Experts discuss International carbon credit use

In Taipei on March 21, experts from various nations convened at a carbon market forum, delving into the intricate landscape of international carbon credit utilization within their respective countries’ carbon pricing frameworks. This assembly of minds offered a diverse spectrum of insights, furnishing valuable perspectives to inform Taiwan’s imminent implementation of a carbon pricing system.

At the Global Carbon Market Forum, a culminating event of the Net Zero City Expo, attendees were enlightened by presentations elucidating the structures and operational modalities of distinct carbon credit markets across Europe, Japan, Singapore, and China. This exchange not only broadened local understanding but also facilitated cross-border knowledge sharing, paving the way for informed decision-making in Taiwan’s carbon pricing endeavors.

A point of overlapping focus in the discussion was the use of carbon credits from the international voluntary carbon market — meaning credits developed voluntarily out of carbon-reducing projects — in each country’s own carbon pricing system to offset emissions.

Joyce Goh (吳佳佳), commercial director of Singapore’s carbon exchange Climate Impact X, said Singapore uses the mechanism of a carbon tax to control the country’s emissions, and carbon tax-liable companies can offset up to 5 percent of their taxable emissions with international carbon credits.

Goh added that the tax was raised five-fold from an initial S$5 (NT$119) per tonne in 2019, when the mechanism was first put forward, to S$25 in 2024. “And in 2026 it is expected to further rise to S$45, and in 2030 to about S$60 to S$80.”

An expert from Tokyo Stock Exchange’s Carbon Credit Market Office, Saki Kawakubo, said as the Japanese government has aims for both carbon emission reduction and economic growth, “the government would hesitate to accept international credits, which [are believed to have little to] contribute to the domestic economy, in the mandatory [carbon pricing] scheme” if the latter were established.

Japan has so far not established a mandatory/compliance pricing scheme requiring major emitters to reduce emissions or pay carbon tax; its current “J-credit” system encourages enterprises to set their own targets and trade the emissions, according to Kawakubo.

Jin Boyang, an analyst from the London Stock Exchange Group who is well acquainted with China’s carbon credit market, said from China’s experience, there is the risk of oversupply of voluntary credits if an offset limit is not imposed or a well-researched methodology for what counts as good quality carbon credits not applied.

Jürgen Landgrebe, head of the “Climate Protection, Energy and German Emissions Trading Authority (DEHSt)” division at the German Environment Agency, stressed that international carbon credits on a voluntary basis “will not be eligible in the EU mandatory scheme in the future.

In the past a lot of different kinds of carbon offset units, similar to the current voluntary carbon credits, were allowed in the EU’s mandatory trading scheme, he said, but ultimately “we lost our priority because you cannot sell your emission deductions and reduce at the same time.
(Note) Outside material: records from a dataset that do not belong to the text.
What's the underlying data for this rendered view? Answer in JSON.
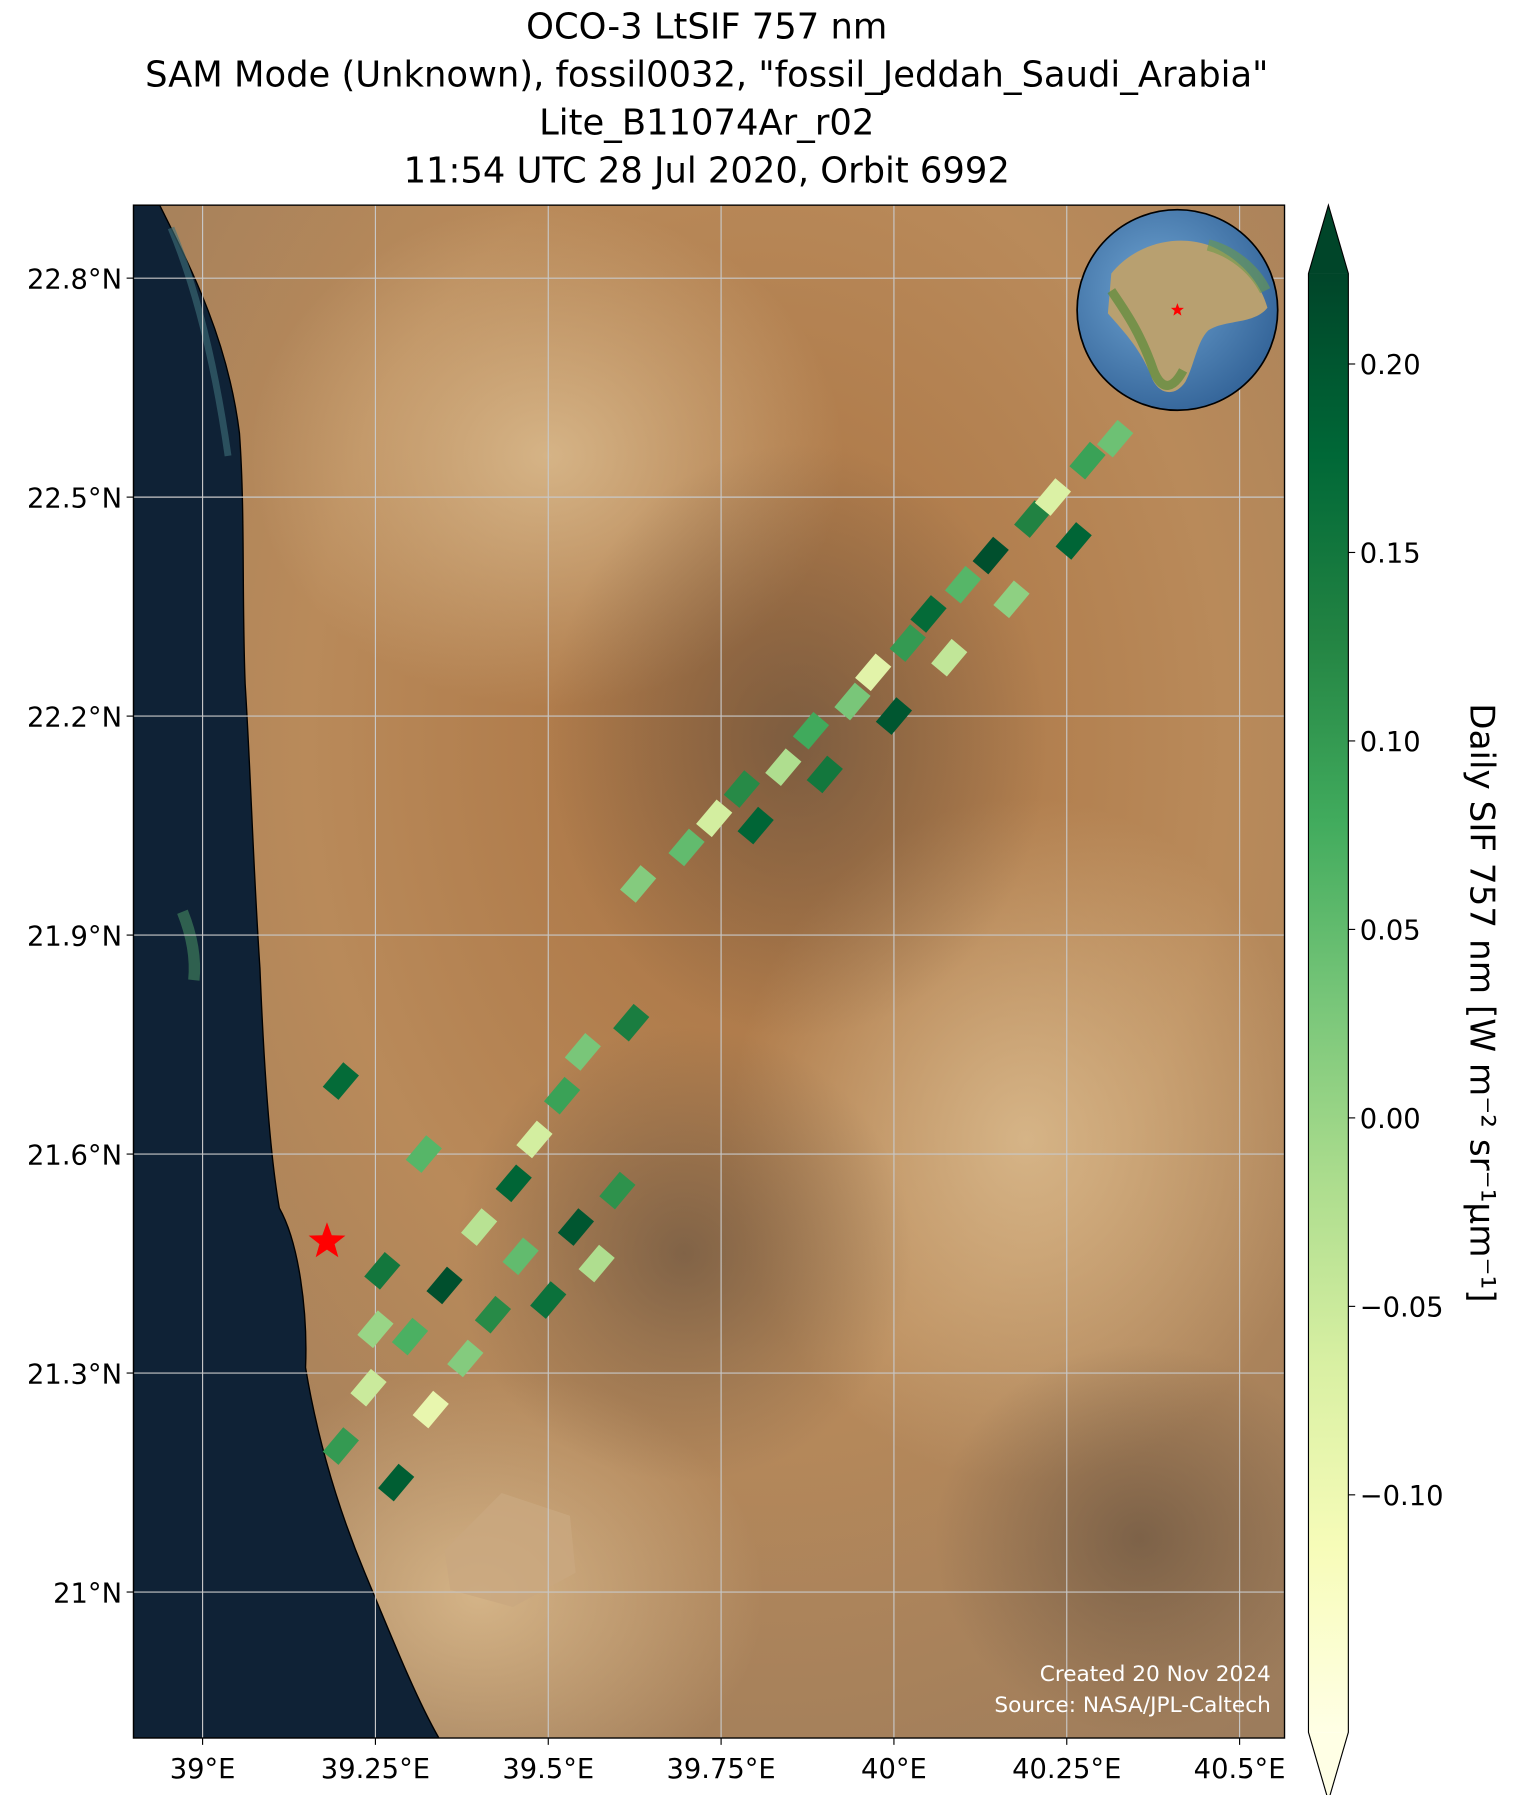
{
  "chart_data": {
    "type": "map",
    "title_lines": [
      "OCO-3 LtSIF 757 nm",
      "SAM Mode (Unknown), fossil0032, \"fossil_Jeddah_Saudi_Arabia\"",
      "Lite_B11074Ar_r02",
      "11:54 UTC 28 Jul 2020, Orbit 6992"
    ],
    "xlim": [
      38.9,
      40.565
    ],
    "ylim": [
      20.8,
      22.9
    ],
    "xticks": [
      {
        "value": 39,
        "label": "39°E"
      },
      {
        "value": 39.25,
        "label": "39.25°E"
      },
      {
        "value": 39.5,
        "label": "39.5°E"
      },
      {
        "value": 39.75,
        "label": "39.75°E"
      },
      {
        "value": 40,
        "label": "40°E"
      },
      {
        "value": 40.25,
        "label": "40.25°E"
      },
      {
        "value": 40.5,
        "label": "40.5°E"
      }
    ],
    "yticks": [
      {
        "value": 21,
        "label": "21°N"
      },
      {
        "value": 21.3,
        "label": "21.3°N"
      },
      {
        "value": 21.6,
        "label": "21.6°N"
      },
      {
        "value": 21.9,
        "label": "21.9°N"
      },
      {
        "value": 22.2,
        "label": "22.2°N"
      },
      {
        "value": 22.5,
        "label": "22.5°N"
      },
      {
        "value": 22.8,
        "label": "22.8°N"
      }
    ],
    "grid": true,
    "x": [
      39.63,
      39.7,
      39.74,
      39.78,
      39.8,
      39.84,
      39.88,
      39.9,
      39.94,
      39.97,
      40.0,
      40.02,
      40.05,
      40.08,
      40.1,
      40.14,
      40.17,
      40.2,
      40.23,
      40.26,
      40.28,
      40.32,
      39.2,
      39.24,
      39.28,
      39.3,
      39.33,
      39.26,
      39.35,
      39.38,
      39.4,
      39.42,
      39.45,
      39.46,
      39.48,
      39.5,
      39.52,
      39.54,
      39.55,
      39.57,
      39.6,
      39.62,
      39.32,
      39.25,
      39.2
    ],
    "y": [
      21.97,
      22.02,
      22.06,
      22.1,
      22.05,
      22.13,
      22.18,
      22.12,
      22.22,
      22.26,
      22.2,
      22.3,
      22.34,
      22.28,
      22.38,
      22.42,
      22.36,
      22.47,
      22.5,
      22.44,
      22.55,
      22.58,
      21.2,
      21.28,
      21.15,
      21.35,
      21.25,
      21.44,
      21.42,
      21.32,
      21.5,
      21.38,
      21.56,
      21.46,
      21.62,
      21.4,
      21.68,
      21.5,
      21.74,
      21.45,
      21.55,
      21.78,
      21.6,
      21.36,
      21.7
    ],
    "values": [
      0.02,
      0.05,
      -0.06,
      0.12,
      0.18,
      -0.02,
      0.08,
      0.15,
      0.03,
      -0.08,
      0.2,
      0.1,
      0.17,
      -0.04,
      0.06,
      0.21,
      0.01,
      0.13,
      -0.07,
      0.18,
      0.09,
      0.04,
      0.1,
      -0.05,
      0.19,
      0.07,
      -0.09,
      0.15,
      0.21,
      0.02,
      -0.03,
      0.12,
      0.18,
      0.05,
      -0.06,
      0.16,
      0.09,
      0.2,
      0.03,
      -0.02,
      0.11,
      0.14,
      0.06,
      0.0,
      0.17
    ],
    "site": [
      39.18,
      21.48
    ],
    "site_color": "#ff0000",
    "colormap": [
      "#ffffe5",
      "#f7fcb9",
      "#d9f0a3",
      "#addd8e",
      "#78c679",
      "#41ab5d",
      "#238443",
      "#006837",
      "#004529"
    ],
    "clim": [
      -0.163,
      0.224
    ],
    "cticks": [
      {
        "value": -0.1,
        "label": "−0.10"
      },
      {
        "value": -0.05,
        "label": "−0.05"
      },
      {
        "value": 0,
        "label": "0.00"
      },
      {
        "value": 0.05,
        "label": "0.05"
      },
      {
        "value": 0.1,
        "label": "0.10"
      },
      {
        "value": 0.15,
        "label": "0.15"
      },
      {
        "value": 0.2,
        "label": "0.20"
      }
    ],
    "colorbar_label": "Daily SIF 757 nm [W m⁻² sr⁻¹μm⁻¹]",
    "credits": [
      "Created 20 Nov 2024",
      "Source: NASA/JPL-Caltech"
    ]
  }
}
“The offset is a good starting point… but it’s not the solution,” Landgrebe said. “You have to have a high ambition [for carbon emission reduction].”

The EU Emission Trading Scheme is a typical mandatory carbon pricing system that puts a cap on the total level of emissions and allows those industries with low emissions to sell their extra allowances to larger emitters whose emissions exceed the cap.

Although the carbon fee rate has yet to be set, Taiwanese companies that emit more than 25,000 metric tons a year will be required to pay carbon fees starting in 2025. The draft of the regulations on carbon fees, announced last December, proposes that the use of international carbon credits, following Singapore, will be capped at 5 percent of a company’s total emissions in the preceding year.